Rebecca’s parents’ private jet crashed three Christmases ago, and now my wife helped run their business empire, which included everything from chain hotels to manufacturing. That was why she lived in Manhattan instead of with me near Ft. Bragg in North Carolina. Not that I was ever home for it to matter where she rested her head at night.

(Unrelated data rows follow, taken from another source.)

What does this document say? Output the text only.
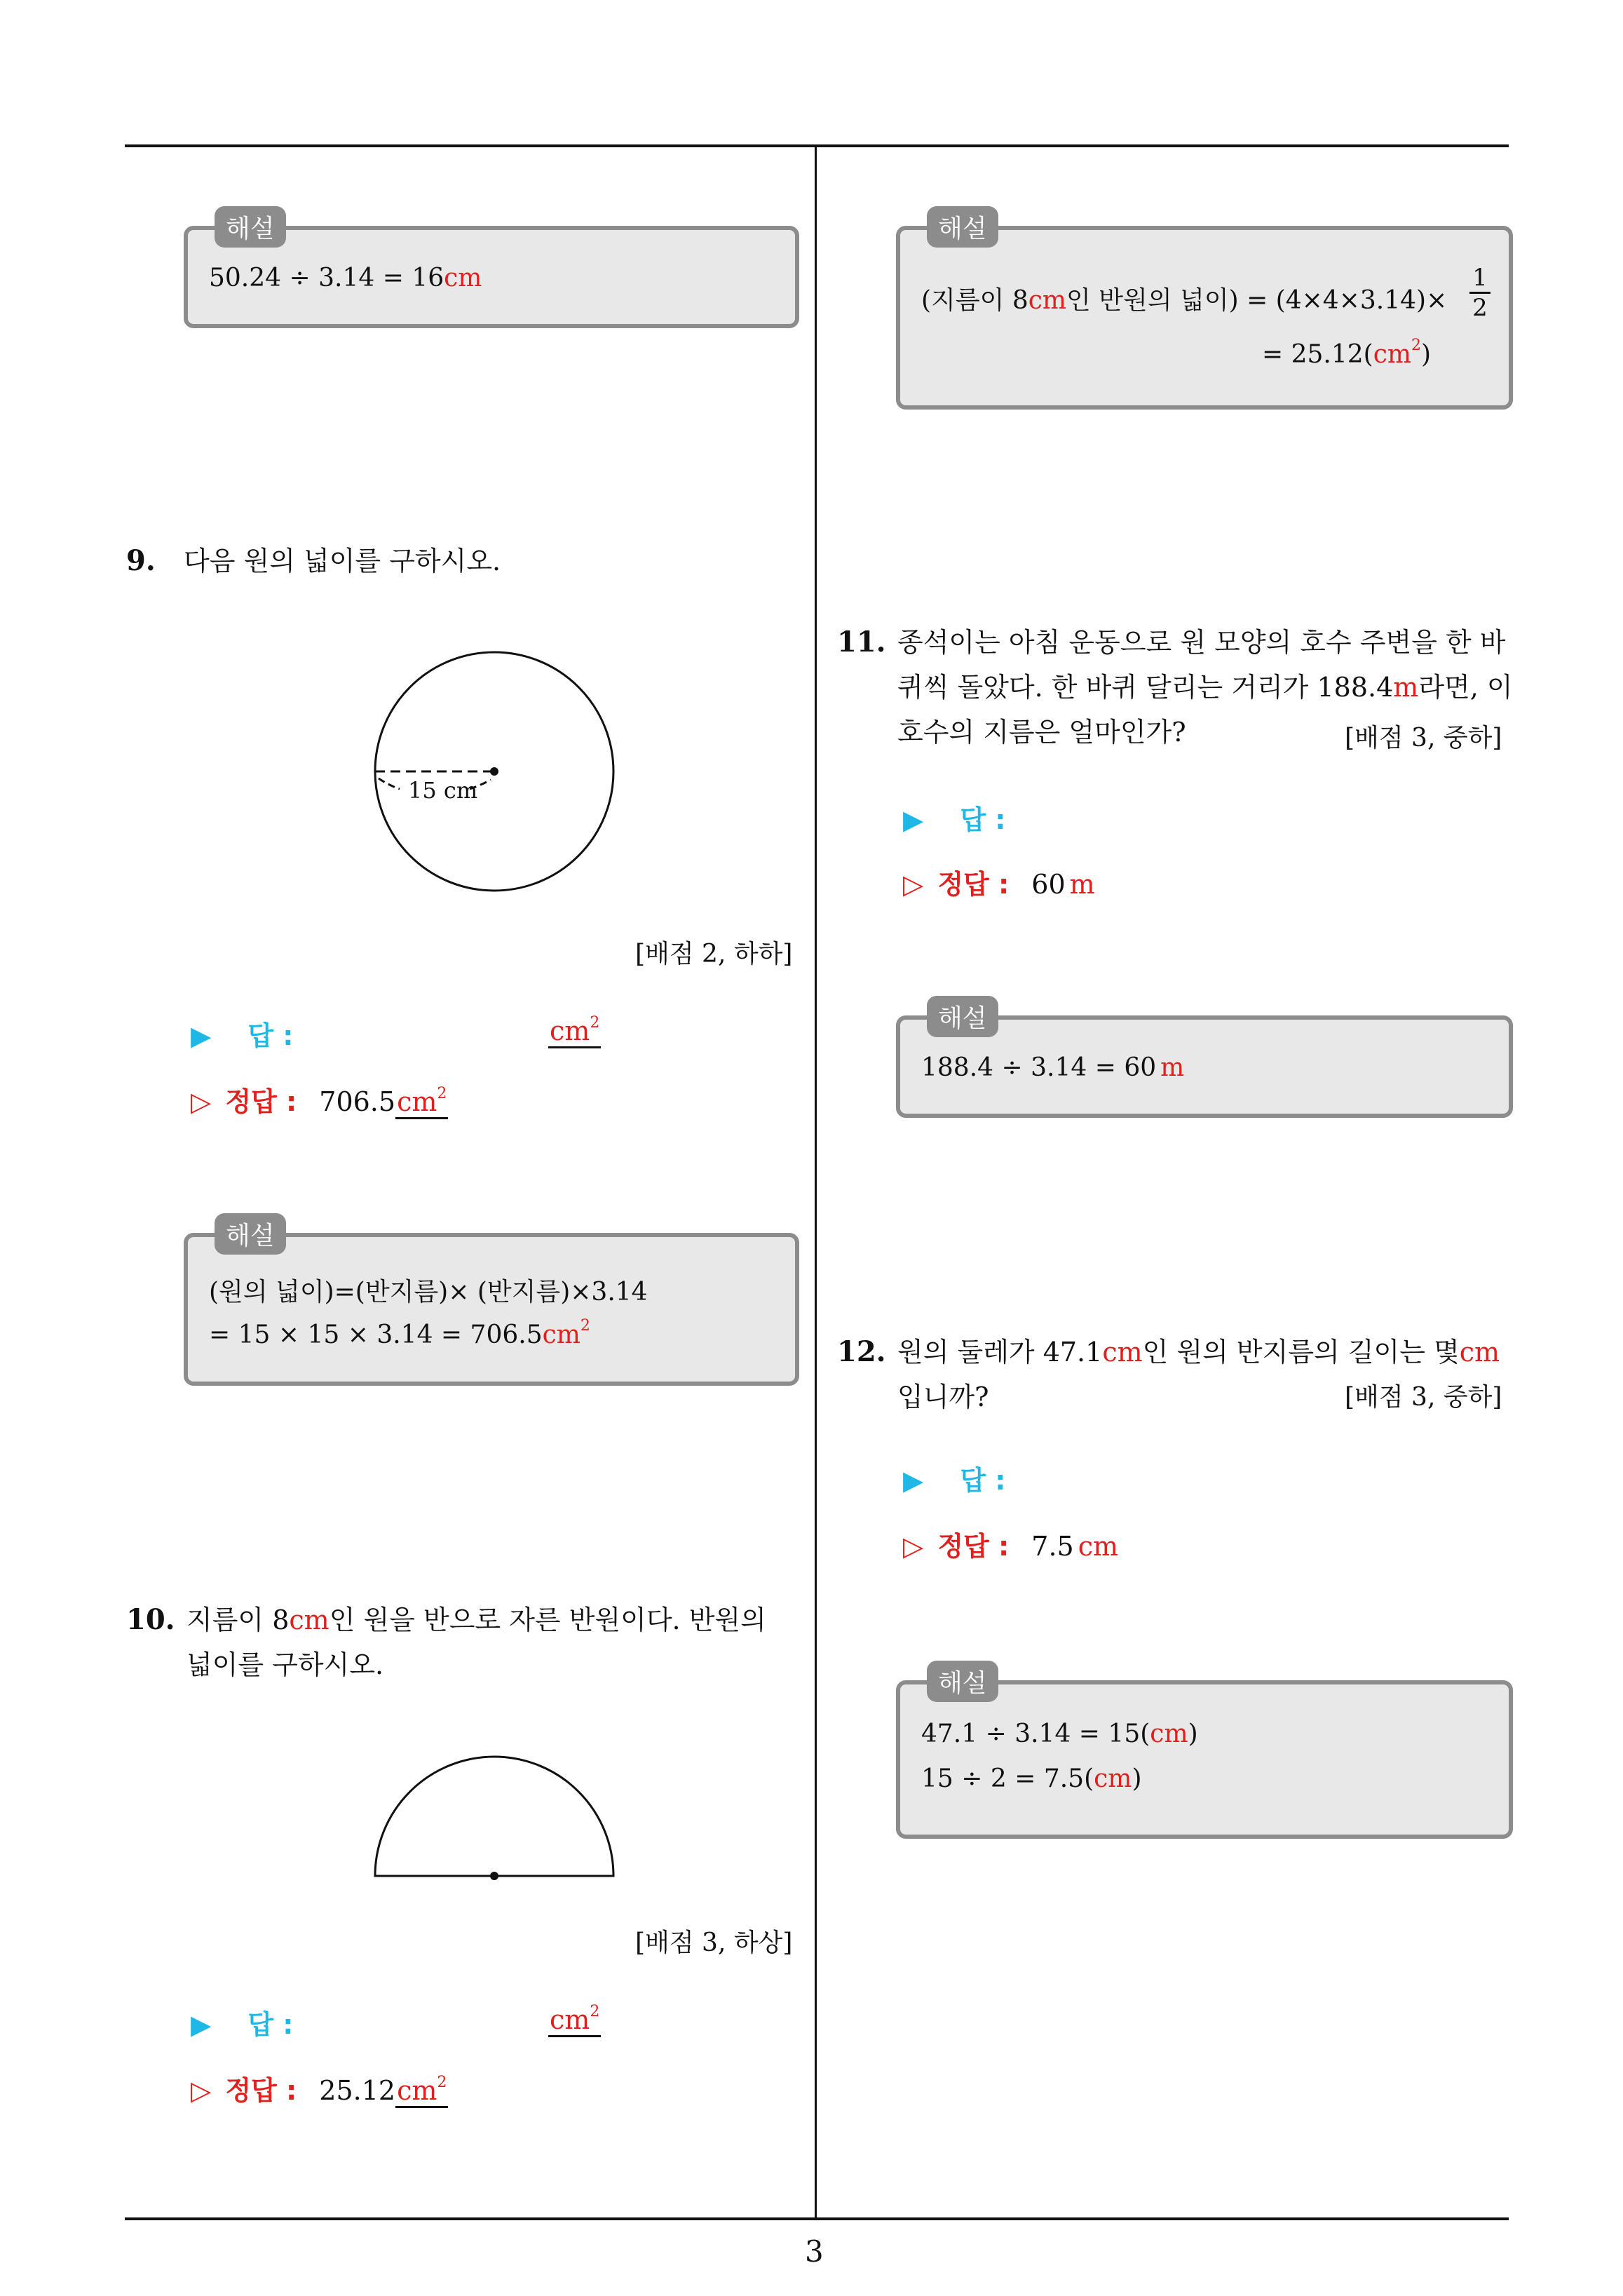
3
해설
50.24 ÷ 3.14 = 16cm
9. 다음 원의 넓이를 구하시오.
15 cm
[배점 2, 하하]
▶ 답 :	$cm^2$
▷ 정답 : $706.5cm^2$
해설
(원의 넓이)=(반지름)× (반지름)×3.14
= $15 \times 15 \times 3.14 = 706.5cm^2$
10. 지름이 8cm인 원을 반으로 자른 반원이다. 반원의
넓이를 구하시오.
[배점 3, 하상]
▶ 답 :	$cm^2$
▷ 정답 : $25.12cm^2$
해설
(지름이 8cm인 반원의 넓이) = (4×4×3.14)×
1
2
= $25.12(cm^2)$
11. 종석이는 아침 운동으로 원 모양의 호수 주변을 한 바
퀴씩 돌았다. 한 바퀴 달리는 거리가 188.4m라면, 이
호수의 지름은 얼마인가?	[배점 3, 중하]
▶ 답 :
▷ 정답 : 60 m
해설
188.4 ÷ 3.14 = 60 m
12. 원의 둘레가 47.1cm인 원의 반지름의 길이는 몇cm
입니까?	[배점 3, 중하]
▶ 답 :
▷ 정답 : 7.5 cm
해설
47.1 ÷ 3.14 = 15(cm)
15 ÷ 2 = 7.5(cm)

“Marriage means the money is yours, too, buddy,” Bradley said, deciding to break his silence for me since I still teetered on the border of FNG status. “It’s wild you’re here when you could buy yourself an island and chill. Billions, man. I can’t wrap my head around how much money that is. I mean, what the fuck is wrong with you that you don’t just go off-grid, buy your own helos, and maybe an island or two?”
“And miss all the fun with you guys?” I grabbed my Gatorz from my pocket, prepared to exfil out of there before Dennison or Bradley trapped me into opening my mouth.
“Your house in New York is seventy-five million,” Bradley went on. “That kind of money is?—”
“How do you know how much my wife’s house is?” And it would always be my wife’s house in my mind. It belonged to her parents before they died, and I was more comfortable on a bed at base than taking a shit on a gold toilet—and fucking hell, there really was a gold-plated toilet in the primary bathroom.
“I was bored. Googled it. Curiosity?—”
“Killed the cat,” Dennison cut him off, and thank God for that. He cocked his head, giving me the green light to go before Bradley said anything more relating to my wife or her family.
With how wiped out we all were, I might forget we were teammates and working to become friends. I’d take a bullet for the man, but I didn’t know him well enough to trust him with my secrets.
Once Griffin and I were outside, I turned to face him. “Spit it out. What’re you tiptoeing around?” Sunglasses on, I shoved my hands into my pockets in preparation for what was coming next. Another conversation I didn’t want to have.